In layman’s terms: I don’t want to sleep with you. I don’t want to marry you. I’m just being nice.
Jeez.
But, this is where things get serious… because such stories do not always end there, and as I have learnt the hard way these seemingly harmless situations can take a turn for the sinister. I was sexually assaulted just over a month ago, and the most ridiculous thing about it all is that it has taken me a month to convince myself that someone putting their hand down my leggings and ripping off my underwear constituted a sexual assault. Such is the peril of accepting casual sexism as ‘a part of life’. All I knew is that walking home that night I felt so ashamed; not ashamed of what had happened but ashamed of myself: that I was someone who invoked such behaviour, that I was she who was deemed the type of girl who would accept such infringement of my bodily agency.
Dazed and confused I couldn’t speak of what had happened to me, but I knew that I had to confide in someone. Alas, naïve little utopian me could never in a million centuries have foretold the response I would get:
‘You should have seen it coming, you’re just too friendly’
And so I shut up and boxed up, racked with self-doubt and even guilt, determined to never talk about it again. But I couldn’t forget, and suddenly in the abyss of the grey area I was awakened by the black and white that had been screaming at me all along. This act was NOT consensual.
‘You should have seen it coming, you’re just too friendly’.
‘She was wearing a short skirt, so she deserved to get raped’.
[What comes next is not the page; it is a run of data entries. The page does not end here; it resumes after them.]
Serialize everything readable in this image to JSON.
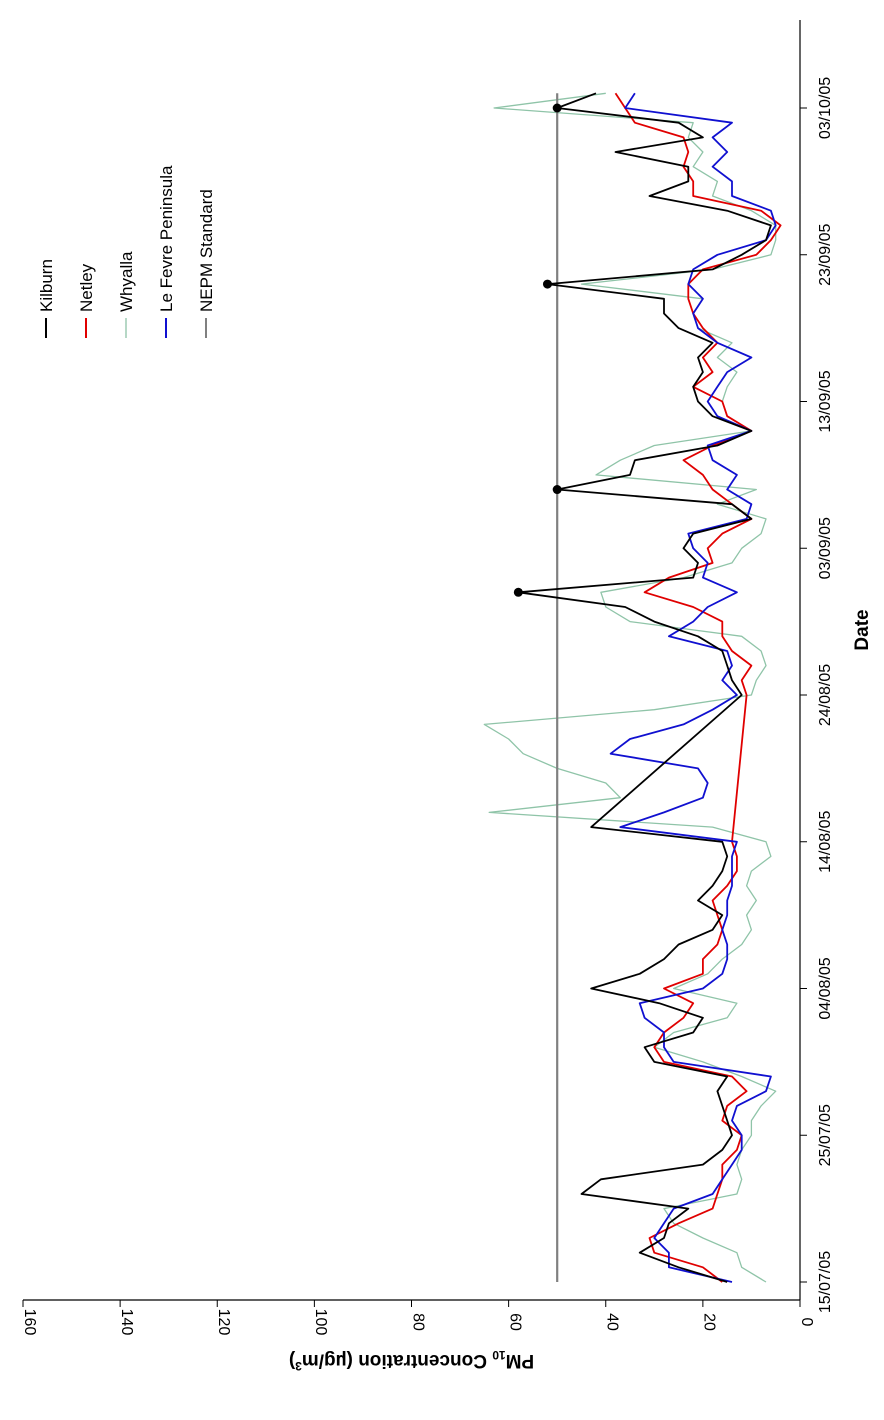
{
  "chart_data": {
    "type": "line",
    "orientation": "rotated 90 degrees clockwise",
    "xlabel": "Date",
    "ylabel_base": "PM",
    "ylabel_sub": "10",
    "ylabel_mid": " Concentration (µg/m",
    "ylabel_sup": "3",
    "ylabel_end": ")",
    "ylim": [
      0,
      160
    ],
    "y_ticks": [
      0,
      20,
      40,
      60,
      80,
      100,
      120,
      140,
      160
    ],
    "x_range_days": [
      0,
      82
    ],
    "x_tick_labels": [
      "15/07/05",
      "25/07/05",
      "04/08/05",
      "14/08/05",
      "24/08/05",
      "03/09/05",
      "13/09/05",
      "23/09/05",
      "03/10/05"
    ],
    "x_tick_days": [
      0,
      10,
      20,
      30,
      40,
      50,
      60,
      70,
      80
    ],
    "legend_position": "top-right",
    "colors": {
      "Kilburn": "#000000",
      "Netley": "#e00000",
      "Whyalla": "#8fc4a8",
      "Le Fevre Peninsula": "#1010d0",
      "NEPM Standard": "#808080"
    },
    "series": [
      {
        "name": "Kilburn",
        "values": [
          [
            0,
            15
          ],
          [
            1,
            25
          ],
          [
            2,
            33
          ],
          [
            3,
            28
          ],
          [
            4,
            27
          ],
          [
            5,
            23
          ],
          [
            6,
            45
          ],
          [
            7,
            41
          ],
          [
            8,
            20
          ],
          [
            9,
            16
          ],
          [
            10,
            14
          ],
          [
            11,
            15
          ],
          [
            12,
            16
          ],
          [
            13,
            17
          ],
          [
            14,
            15
          ],
          [
            15,
            30
          ],
          [
            16,
            32
          ],
          [
            17,
            22
          ],
          [
            18,
            20
          ],
          [
            19,
            29
          ],
          [
            20,
            43
          ],
          [
            21,
            33
          ],
          [
            22,
            28
          ],
          [
            23,
            25
          ],
          [
            24,
            18
          ],
          [
            25,
            16
          ],
          [
            26,
            21
          ],
          [
            27,
            18
          ],
          [
            28,
            16
          ],
          [
            29,
            15
          ],
          [
            30,
            16
          ],
          [
            31,
            43
          ],
          [
            40,
            12
          ],
          [
            41,
            14
          ],
          [
            42,
            15
          ],
          [
            43,
            16
          ],
          [
            44,
            21
          ],
          [
            45,
            30
          ],
          [
            46,
            36
          ],
          [
            47,
            58
          ],
          [
            48,
            22
          ],
          [
            49,
            21
          ],
          [
            50,
            24
          ],
          [
            51,
            22
          ],
          [
            52,
            10
          ],
          [
            53,
            14
          ],
          [
            54,
            50
          ],
          [
            55,
            35
          ],
          [
            56,
            34
          ],
          [
            57,
            17
          ],
          [
            58,
            10
          ],
          [
            59,
            18
          ],
          [
            60,
            21
          ],
          [
            61,
            22
          ],
          [
            62,
            20
          ],
          [
            63,
            21
          ],
          [
            64,
            18
          ],
          [
            65,
            25
          ],
          [
            66,
            28
          ],
          [
            67,
            28
          ],
          [
            68,
            52
          ],
          [
            69,
            18
          ],
          [
            70,
            12
          ],
          [
            71,
            7
          ],
          [
            72,
            6
          ],
          [
            73,
            15
          ],
          [
            74,
            31
          ],
          [
            75,
            23
          ],
          [
            76,
            23
          ],
          [
            77,
            38
          ],
          [
            78,
            20
          ],
          [
            79,
            25
          ],
          [
            80,
            50
          ],
          [
            81,
            42
          ]
        ]
      },
      {
        "name": "Netley",
        "values": [
          [
            0,
            16
          ],
          [
            1,
            20
          ],
          [
            2,
            30
          ],
          [
            3,
            31
          ],
          [
            4,
            25
          ],
          [
            5,
            18
          ],
          [
            6,
            17
          ],
          [
            7,
            16
          ],
          [
            8,
            16
          ],
          [
            9,
            13
          ],
          [
            10,
            12
          ],
          [
            11,
            16
          ],
          [
            12,
            15
          ],
          [
            13,
            11
          ],
          [
            14,
            14
          ],
          [
            15,
            28
          ],
          [
            16,
            30
          ],
          [
            17,
            28
          ],
          [
            18,
            24
          ],
          [
            19,
            22
          ],
          [
            20,
            28
          ],
          [
            21,
            20
          ],
          [
            22,
            20
          ],
          [
            23,
            17
          ],
          [
            24,
            16
          ],
          [
            25,
            17
          ],
          [
            26,
            18
          ],
          [
            27,
            15
          ],
          [
            28,
            13
          ],
          [
            29,
            13
          ],
          [
            30,
            14
          ],
          [
            40,
            11
          ],
          [
            41,
            12
          ],
          [
            42,
            10
          ],
          [
            43,
            14
          ],
          [
            44,
            16
          ],
          [
            45,
            16
          ],
          [
            46,
            22
          ],
          [
            47,
            32
          ],
          [
            48,
            27
          ],
          [
            49,
            18
          ],
          [
            50,
            19
          ],
          [
            51,
            16
          ],
          [
            52,
            10
          ],
          [
            53,
            14
          ],
          [
            54,
            18
          ],
          [
            55,
            20
          ],
          [
            56,
            24
          ],
          [
            57,
            18
          ],
          [
            58,
            10
          ],
          [
            59,
            15
          ],
          [
            60,
            16
          ],
          [
            61,
            22
          ],
          [
            62,
            18
          ],
          [
            63,
            20
          ],
          [
            64,
            17
          ],
          [
            65,
            20
          ],
          [
            66,
            22
          ],
          [
            67,
            23
          ],
          [
            68,
            23
          ],
          [
            69,
            20
          ],
          [
            70,
            9
          ],
          [
            71,
            6
          ],
          [
            72,
            4
          ],
          [
            73,
            8
          ],
          [
            74,
            22
          ],
          [
            75,
            22
          ],
          [
            76,
            24
          ],
          [
            77,
            23
          ],
          [
            78,
            24
          ],
          [
            79,
            34
          ],
          [
            80,
            36
          ],
          [
            81,
            38
          ]
        ]
      },
      {
        "name": "Whyalla",
        "values": [
          [
            0,
            7
          ],
          [
            1,
            12
          ],
          [
            2,
            13
          ],
          [
            3,
            20
          ],
          [
            4,
            26
          ],
          [
            5,
            28
          ],
          [
            6,
            13
          ],
          [
            7,
            12
          ],
          [
            8,
            13
          ],
          [
            9,
            12
          ],
          [
            10,
            10
          ],
          [
            11,
            10
          ],
          [
            12,
            8
          ],
          [
            13,
            5
          ],
          [
            14,
            12
          ],
          [
            15,
            20
          ],
          [
            16,
            30
          ],
          [
            17,
            26
          ],
          [
            18,
            15
          ],
          [
            19,
            13
          ],
          [
            20,
            26
          ],
          [
            21,
            19
          ],
          [
            22,
            16
          ],
          [
            23,
            12
          ],
          [
            24,
            10
          ],
          [
            25,
            11
          ],
          [
            26,
            9
          ],
          [
            27,
            11
          ],
          [
            28,
            10
          ],
          [
            29,
            6
          ],
          [
            30,
            7
          ],
          [
            31,
            18
          ],
          [
            32,
            64
          ],
          [
            33,
            37
          ],
          [
            34,
            40
          ],
          [
            35,
            50
          ],
          [
            36,
            57
          ],
          [
            37,
            60
          ],
          [
            38,
            65
          ],
          [
            39,
            30
          ],
          [
            40,
            10
          ],
          [
            41,
            9
          ],
          [
            42,
            7
          ],
          [
            43,
            8
          ],
          [
            44,
            12
          ],
          [
            45,
            35
          ],
          [
            46,
            40
          ],
          [
            47,
            41
          ],
          [
            48,
            24
          ],
          [
            49,
            14
          ],
          [
            50,
            12
          ],
          [
            51,
            8
          ],
          [
            52,
            7
          ],
          [
            53,
            17
          ],
          [
            54,
            9
          ],
          [
            55,
            42
          ],
          [
            56,
            37
          ],
          [
            57,
            30
          ],
          [
            58,
            10
          ],
          [
            59,
            15
          ],
          [
            60,
            16
          ],
          [
            61,
            15
          ],
          [
            62,
            13
          ],
          [
            63,
            17
          ],
          [
            64,
            14
          ],
          [
            65,
            21
          ],
          [
            66,
            22
          ],
          [
            67,
            20
          ],
          [
            68,
            45
          ],
          [
            69,
            18
          ],
          [
            70,
            6
          ],
          [
            71,
            5
          ],
          [
            72,
            5
          ],
          [
            73,
            10
          ],
          [
            74,
            18
          ],
          [
            75,
            17
          ],
          [
            76,
            22
          ],
          [
            77,
            20
          ],
          [
            78,
            23
          ],
          [
            79,
            22
          ],
          [
            80,
            63
          ],
          [
            81,
            40
          ]
        ]
      },
      {
        "name": "Le Fevre Peninsula",
        "values": [
          [
            0,
            14
          ],
          [
            1,
            27
          ],
          [
            2,
            27
          ],
          [
            3,
            30
          ],
          [
            4,
            28
          ],
          [
            5,
            26
          ],
          [
            6,
            18
          ],
          [
            7,
            16
          ],
          [
            8,
            14
          ],
          [
            9,
            12
          ],
          [
            10,
            12
          ],
          [
            11,
            14
          ],
          [
            12,
            13
          ],
          [
            13,
            7
          ],
          [
            14,
            6
          ],
          [
            15,
            26
          ],
          [
            16,
            28
          ],
          [
            17,
            28
          ],
          [
            18,
            32
          ],
          [
            19,
            33
          ],
          [
            20,
            20
          ],
          [
            21,
            16
          ],
          [
            22,
            15
          ],
          [
            23,
            15
          ],
          [
            24,
            16
          ],
          [
            25,
            15
          ],
          [
            26,
            15
          ],
          [
            27,
            14
          ],
          [
            28,
            14
          ],
          [
            29,
            14
          ],
          [
            30,
            13
          ],
          [
            31,
            37
          ],
          [
            32,
            28
          ],
          [
            33,
            20
          ],
          [
            34,
            19
          ],
          [
            35,
            21
          ],
          [
            36,
            39
          ],
          [
            37,
            35
          ],
          [
            38,
            24
          ],
          [
            39,
            18
          ],
          [
            40,
            13
          ],
          [
            41,
            16
          ],
          [
            42,
            14
          ],
          [
            43,
            15
          ],
          [
            44,
            27
          ],
          [
            45,
            22
          ],
          [
            46,
            19
          ],
          [
            47,
            13
          ],
          [
            48,
            20
          ],
          [
            49,
            19
          ],
          [
            50,
            22
          ],
          [
            51,
            23
          ],
          [
            52,
            11
          ],
          [
            53,
            10
          ],
          [
            54,
            15
          ],
          [
            55,
            13
          ],
          [
            56,
            18
          ],
          [
            57,
            19
          ],
          [
            58,
            10
          ],
          [
            59,
            17
          ],
          [
            60,
            19
          ],
          [
            61,
            17
          ],
          [
            62,
            15
          ],
          [
            63,
            10
          ],
          [
            64,
            17
          ],
          [
            65,
            21
          ],
          [
            66,
            22
          ],
          [
            67,
            20
          ],
          [
            68,
            23
          ],
          [
            69,
            22
          ],
          [
            70,
            17
          ],
          [
            71,
            7
          ],
          [
            72,
            5
          ],
          [
            73,
            6
          ],
          [
            74,
            14
          ],
          [
            75,
            14
          ],
          [
            76,
            18
          ],
          [
            77,
            15
          ],
          [
            78,
            18
          ],
          [
            79,
            14
          ],
          [
            80,
            36
          ],
          [
            81,
            34
          ]
        ]
      },
      {
        "name": "NEPM Standard",
        "values": [
          [
            0,
            50
          ],
          [
            81,
            50
          ]
        ],
        "markers": [
          [
            47,
            58
          ],
          [
            54,
            50
          ],
          [
            68,
            52
          ],
          [
            80,
            50
          ]
        ]
      }
    ]
  }
}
No matter how much a man argues that a woman was smiling at him, batting her eyelids or wearing revealing clothing this will never afford him the right to treat her body as his own, or to assume her desire for sexual contact. Our society’s craving for hurly-burly macho men has for too long been complicit in the validation of sexual violence; a sexual violence that is all too often concealed under the mask of ‘joking around’.
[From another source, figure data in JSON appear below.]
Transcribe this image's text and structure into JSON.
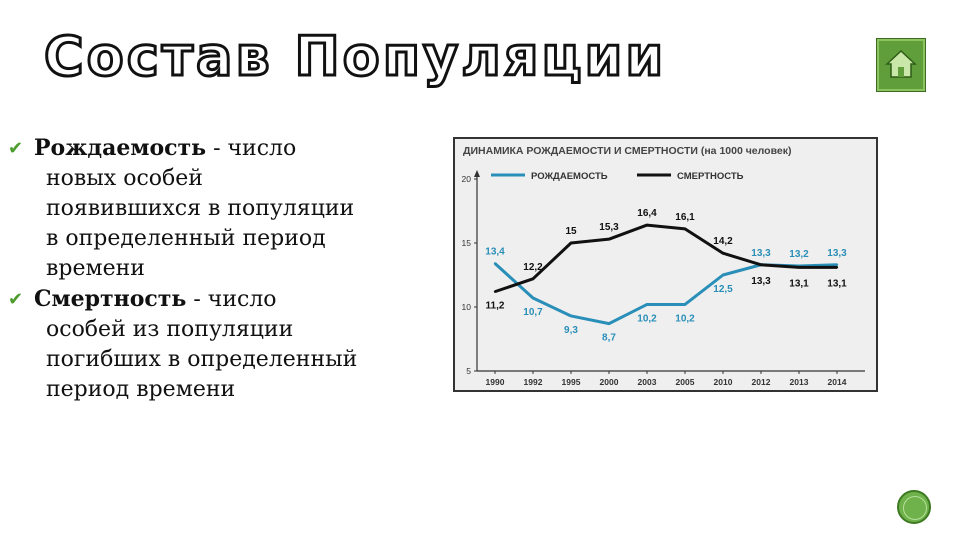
{
  "slide": {
    "title": "Состав Популяции",
    "bullets": [
      {
        "icon": "checkmark-icon",
        "term": "Рождаемость",
        "lines": [
          " - число",
          "новых особей",
          "появившихся в популяции",
          "в определенный период",
          "времени"
        ]
      },
      {
        "icon": "checkmark-icon",
        "term": "Смертность",
        "lines": [
          " - число",
          "особей из популяции",
          "погибших в определенный",
          "период времени"
        ]
      }
    ],
    "home_icon": "home-icon",
    "accent_color": "#5f9e3a"
  },
  "chart_data": {
    "type": "line",
    "title": "ДИНАМИКА РОЖДАЕМОСТИ И СМЕРТНОСТИ (на 1000 человек)",
    "categories": [
      "1990",
      "1992",
      "1995",
      "2000",
      "2003",
      "2005",
      "2010",
      "2012",
      "2013",
      "2014"
    ],
    "series": [
      {
        "name": "РОЖДАЕМОСТЬ",
        "color": "#2a8fb8",
        "values": [
          13.4,
          10.7,
          9.3,
          8.7,
          10.2,
          10.2,
          12.5,
          13.3,
          13.2,
          13.3
        ]
      },
      {
        "name": "СМЕРТНОСТЬ",
        "color": "#111111",
        "values": [
          11.2,
          12.2,
          15,
          15.3,
          16.4,
          16.1,
          14.2,
          13.3,
          13.1,
          13.1
        ]
      }
    ],
    "value_labels": {
      "РОЖДАЕМОСТЬ": [
        "13,4",
        "10,7",
        "9,3",
        "8,7",
        "10,2",
        "10,2",
        "12,5",
        "13,3",
        "13,2",
        "13,3"
      ],
      "СМЕРТНОСТЬ": [
        "11,2",
        "12,2",
        "15",
        "15,3",
        "16,4",
        "16,1",
        "14,2",
        "13,3",
        "13,1",
        "13,1"
      ]
    },
    "yticks": [
      "5",
      "10",
      "15",
      "20"
    ],
    "ylim": [
      5,
      20
    ],
    "legend_position": "top-left",
    "grid": false
  }
}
And herein lies the age-old conundrum: how can a woman stand against an issue that is so often dismissed as simply an – if slightly pervy – act of fooling around? How is a woman supposed to lambaste an institution which makes jokes of wolf-whistling, bra un-doing, arse groping and breast ogling and which defends itself against its discontents with a rather (un)colourful vocabulary of “frigid”, “slut”, “cock tease” and all those in between? Can such women really be blamed for their hesitation in seeking justice when a line so visible and logical is so frequently blurred on a patriarchal whim?
But we know that these men cannot be allowed to go unchallenged. We must hold them accountable for their actions if we are to hold any hope of pursuing a society where all are free, and where violence does not equal power.
So what to do of this problem? … Off with his balls? Hang him from the nearest bridge? Put him in a wheelchair for the rest of his days?
But somehow I feel uncomfortable with this course of action; I know that this brutality cannot be forgotten but I’m at a loss as to how I can regain peace of mind after such a violation of my sense of self.
And so instead I pick up my pen. It may not be the perfect solution, but it’s a start. One woman slapping a man round the face, however satisfying that may be, will only serve to scrape the surface of an issue which runs deep into the make-up of our society; a society which consistently opts to blame the female in order to deny the crimes of the male. I don’t have all the answers, I wish I did, but I do know that two wrongs can never make a right and that instead we must find a way together to confront this mentality which on a daily basis endorses the defilement of women in the name of the oldest alibi in the book: ‘banter’.
The wise and beautiful Kimya Dawson once sang:
‘I want to bash your head in with a crowbar, but the cycle of violence has to end somewhere’.